Epistemic Traps: Rational Misalignment Driven by Model Misspecification
Xingcheng Xu, Jingjing Qu, Qiaosheng Zhang, Chaochao Lu, Yanqing Yang, Na Zou, Xia Hu
TL;DR
This paper reframes AI safety by showing that failures like sycophancy, hallucination, and deception are not merely training artifacts but structurally stable equilibria arising from misspecified world models. By adapting Berk-Nash Rationalizability, it defines a formal framework where an AI agent optimizes against a flawed subjective model, yielding discrete safety phases determined by epistemic priors rather than reward magnitude. The authors derive phase diagrams, prove the conditions for unique BN equilibria vs. multiple equilibria or oscillations, and validate predictions across six model families with extensive experiments and behavioral metrics.

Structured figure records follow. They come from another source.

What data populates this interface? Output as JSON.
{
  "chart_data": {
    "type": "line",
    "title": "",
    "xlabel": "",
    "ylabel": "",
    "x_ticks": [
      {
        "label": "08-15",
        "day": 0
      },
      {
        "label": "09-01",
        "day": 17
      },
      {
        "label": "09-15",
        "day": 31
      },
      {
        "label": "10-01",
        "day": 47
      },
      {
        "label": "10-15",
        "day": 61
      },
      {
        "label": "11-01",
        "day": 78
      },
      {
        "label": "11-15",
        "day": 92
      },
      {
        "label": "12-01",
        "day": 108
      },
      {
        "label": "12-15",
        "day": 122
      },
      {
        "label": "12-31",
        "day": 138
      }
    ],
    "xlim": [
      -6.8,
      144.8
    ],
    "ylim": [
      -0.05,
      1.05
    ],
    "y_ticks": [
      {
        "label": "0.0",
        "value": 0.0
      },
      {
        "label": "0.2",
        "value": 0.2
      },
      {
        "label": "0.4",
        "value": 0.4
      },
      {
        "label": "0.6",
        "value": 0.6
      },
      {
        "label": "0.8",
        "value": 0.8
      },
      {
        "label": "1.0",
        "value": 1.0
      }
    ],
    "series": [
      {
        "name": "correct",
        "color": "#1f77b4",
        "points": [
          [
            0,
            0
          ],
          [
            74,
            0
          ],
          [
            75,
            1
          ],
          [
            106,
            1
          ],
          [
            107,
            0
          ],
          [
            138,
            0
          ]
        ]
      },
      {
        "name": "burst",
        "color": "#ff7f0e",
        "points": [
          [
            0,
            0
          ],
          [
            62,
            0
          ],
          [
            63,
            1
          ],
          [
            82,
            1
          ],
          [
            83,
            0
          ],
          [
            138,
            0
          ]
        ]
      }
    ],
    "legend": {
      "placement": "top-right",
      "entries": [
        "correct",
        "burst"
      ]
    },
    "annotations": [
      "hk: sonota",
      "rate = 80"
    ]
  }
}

They propose Subjective Model Engineering as a paradigm shift from Reward Engineering to shaping an agent’s internal priors, offering two pathways—environment engineering and SME via modular architectures, priors shaping, and mechanistic interpretability—to achieve verifiable safety and robust alignment.
Abstract
The rapid deployment of Large Language Models and AI agents across critical societal and technical domains is hindered by persistent behavioral pathologies including sycophancy, hallucination, and strategic deception that resist mitigation via reinforcement learning. Current safety paradigms treat these failures as transient training artifacts, lacking a unified theoretical framework to explain their emergence and stability. Here we show that these misalignments are not errors, but mathematically rationalizable behaviors arising from model misspecification. By adapting Berk-Nash Rationalizability from theoretical economics to artificial intelligence, we derive a rigorous framework that models the agent as optimizing against a flawed subjective world model. We demonstrate that widely observed failures are structural necessities: unsafe behaviors emerge as either a stable misaligned equilibrium or oscillatory cycles depending on reward scheme, while strategic deception persists as a "locked-in" equilibrium or through epistemic indeterminacy robust to objective risks. We validate these theoretical predictions through behavioral experiments on six state-of-the-art model families, generating phase diagrams that precisely map the topological boundaries of safe behavior. Our findings reveal that safety is a discrete phase determined by the agent's epistemic priors rather than a continuous function of reward magnitude. This establishes Subjective Model Engineering, defined as the design of an agent's internal belief structure, as a necessary condition for robust alignment, marking a paradigm shift from manipulating environmental rewards to shaping the agent's interpretation of reality.